Plants of the Winter Solstice
Certain trees and plants were important to the celebration of the solstice both as symbols and as decorations:
- Evergreens were a symbol of immortality since they were the only trees to stay green when all the others lost their leaves.
- Yews represented the death of the old year and were a connection between this world and the next.
- Oak trees were revered for being long-lived. Even though they were not evergreen, they were symbols of eternal life and considered a source of protection, strength, and endurance. In Celtic tradition, the entire trunk of an oak tree was kept burning for 12 hours on the eve of the solstice. If the fire did not go out, it meant the household would be protected and have an abundant harvest and good health in the coming year. A piece of that log was saved and used to start next year’s fire because, as the old log was consumed by the flames, any problems from the old year were thought to go with it.

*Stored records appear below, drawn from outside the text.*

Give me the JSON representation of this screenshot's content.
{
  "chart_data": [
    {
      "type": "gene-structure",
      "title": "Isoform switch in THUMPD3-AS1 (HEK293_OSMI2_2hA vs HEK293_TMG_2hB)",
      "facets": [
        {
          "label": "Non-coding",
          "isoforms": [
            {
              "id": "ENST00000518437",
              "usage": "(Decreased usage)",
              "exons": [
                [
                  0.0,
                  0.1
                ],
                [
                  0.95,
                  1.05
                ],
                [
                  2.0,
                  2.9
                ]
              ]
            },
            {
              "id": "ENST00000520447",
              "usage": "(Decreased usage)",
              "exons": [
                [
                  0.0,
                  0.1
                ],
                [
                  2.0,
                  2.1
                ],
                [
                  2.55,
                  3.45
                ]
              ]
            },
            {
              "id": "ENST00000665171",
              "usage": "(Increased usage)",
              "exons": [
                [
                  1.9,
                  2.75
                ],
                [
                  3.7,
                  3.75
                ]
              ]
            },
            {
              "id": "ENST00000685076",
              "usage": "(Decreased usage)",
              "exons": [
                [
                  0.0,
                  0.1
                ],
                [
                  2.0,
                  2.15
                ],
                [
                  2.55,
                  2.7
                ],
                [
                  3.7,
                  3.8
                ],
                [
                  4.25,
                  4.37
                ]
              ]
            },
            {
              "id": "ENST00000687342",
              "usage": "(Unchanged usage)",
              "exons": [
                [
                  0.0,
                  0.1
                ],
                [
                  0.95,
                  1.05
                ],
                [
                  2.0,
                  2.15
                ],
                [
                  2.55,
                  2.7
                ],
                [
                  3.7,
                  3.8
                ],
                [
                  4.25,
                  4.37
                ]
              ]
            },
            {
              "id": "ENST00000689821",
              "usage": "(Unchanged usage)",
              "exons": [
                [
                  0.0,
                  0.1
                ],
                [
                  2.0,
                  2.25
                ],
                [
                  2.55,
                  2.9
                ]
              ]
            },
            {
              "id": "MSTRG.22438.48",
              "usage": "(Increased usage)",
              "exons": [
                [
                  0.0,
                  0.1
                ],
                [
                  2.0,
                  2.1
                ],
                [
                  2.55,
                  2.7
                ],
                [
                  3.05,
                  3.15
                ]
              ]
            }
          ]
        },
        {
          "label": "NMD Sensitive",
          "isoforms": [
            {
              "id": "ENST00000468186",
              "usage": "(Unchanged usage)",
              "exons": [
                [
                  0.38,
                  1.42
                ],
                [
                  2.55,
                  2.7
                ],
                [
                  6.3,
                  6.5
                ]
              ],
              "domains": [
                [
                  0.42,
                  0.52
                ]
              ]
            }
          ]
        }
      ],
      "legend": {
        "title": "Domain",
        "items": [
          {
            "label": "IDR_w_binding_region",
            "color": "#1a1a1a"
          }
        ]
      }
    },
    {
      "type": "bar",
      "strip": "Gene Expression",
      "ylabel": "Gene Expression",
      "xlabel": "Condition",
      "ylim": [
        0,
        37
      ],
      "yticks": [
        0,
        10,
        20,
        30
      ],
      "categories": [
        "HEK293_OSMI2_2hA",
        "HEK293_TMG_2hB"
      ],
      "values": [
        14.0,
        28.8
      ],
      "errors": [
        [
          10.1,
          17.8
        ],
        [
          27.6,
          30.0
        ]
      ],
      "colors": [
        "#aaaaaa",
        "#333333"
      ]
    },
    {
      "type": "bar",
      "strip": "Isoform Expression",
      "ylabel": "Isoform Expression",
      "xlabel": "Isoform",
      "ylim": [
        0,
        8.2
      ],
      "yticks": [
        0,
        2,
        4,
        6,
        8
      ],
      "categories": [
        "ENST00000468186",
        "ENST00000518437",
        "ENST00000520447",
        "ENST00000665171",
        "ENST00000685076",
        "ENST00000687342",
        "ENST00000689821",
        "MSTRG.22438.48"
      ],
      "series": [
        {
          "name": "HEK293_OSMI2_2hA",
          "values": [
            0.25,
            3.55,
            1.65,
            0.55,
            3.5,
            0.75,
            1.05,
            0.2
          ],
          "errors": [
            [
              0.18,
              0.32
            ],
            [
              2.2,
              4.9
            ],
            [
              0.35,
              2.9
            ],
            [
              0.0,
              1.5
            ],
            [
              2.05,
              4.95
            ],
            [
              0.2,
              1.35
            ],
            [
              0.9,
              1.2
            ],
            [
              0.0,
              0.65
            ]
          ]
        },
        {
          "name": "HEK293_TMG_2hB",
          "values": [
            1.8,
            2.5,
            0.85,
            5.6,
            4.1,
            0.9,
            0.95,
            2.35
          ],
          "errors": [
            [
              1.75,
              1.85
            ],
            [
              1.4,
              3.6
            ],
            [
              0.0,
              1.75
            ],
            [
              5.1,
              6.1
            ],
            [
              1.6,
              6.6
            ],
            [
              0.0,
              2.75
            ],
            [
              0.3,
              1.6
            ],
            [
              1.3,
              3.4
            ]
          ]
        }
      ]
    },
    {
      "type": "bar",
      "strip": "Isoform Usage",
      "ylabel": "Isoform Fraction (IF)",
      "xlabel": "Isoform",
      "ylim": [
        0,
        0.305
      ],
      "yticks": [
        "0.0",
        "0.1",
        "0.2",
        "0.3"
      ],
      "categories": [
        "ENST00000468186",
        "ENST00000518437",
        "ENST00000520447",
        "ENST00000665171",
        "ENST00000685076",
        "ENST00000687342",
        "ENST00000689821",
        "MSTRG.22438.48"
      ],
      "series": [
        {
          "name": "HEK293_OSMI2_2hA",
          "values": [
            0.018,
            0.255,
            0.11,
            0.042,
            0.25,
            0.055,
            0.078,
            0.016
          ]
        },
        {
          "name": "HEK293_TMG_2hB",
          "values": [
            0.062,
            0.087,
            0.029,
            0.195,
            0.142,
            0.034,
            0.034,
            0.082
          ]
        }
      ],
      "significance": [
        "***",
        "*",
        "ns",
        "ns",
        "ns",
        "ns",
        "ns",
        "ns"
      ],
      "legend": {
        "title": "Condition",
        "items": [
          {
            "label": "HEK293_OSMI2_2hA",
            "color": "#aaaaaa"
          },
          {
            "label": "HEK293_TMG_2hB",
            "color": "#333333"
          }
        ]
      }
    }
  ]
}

- Rosemary, an evergreen shrub in warm climates, was called the herb of the sun.
- Birch trees symbolized new beginnings.
- Ivy symbolized marriage, faithfulness, and healing and was made into wreaths and garlands to decorate during the winter.
In Celtic tradition, one sacred place to be visited during the solstice time is an open area or hill that affords a view of the horizon in all directions. What better way to celebrate than to bundle up and climb to the top of the tallest hill? This is not a time to be hibernating; get outside and connect with the natural world in all its glorious seasons!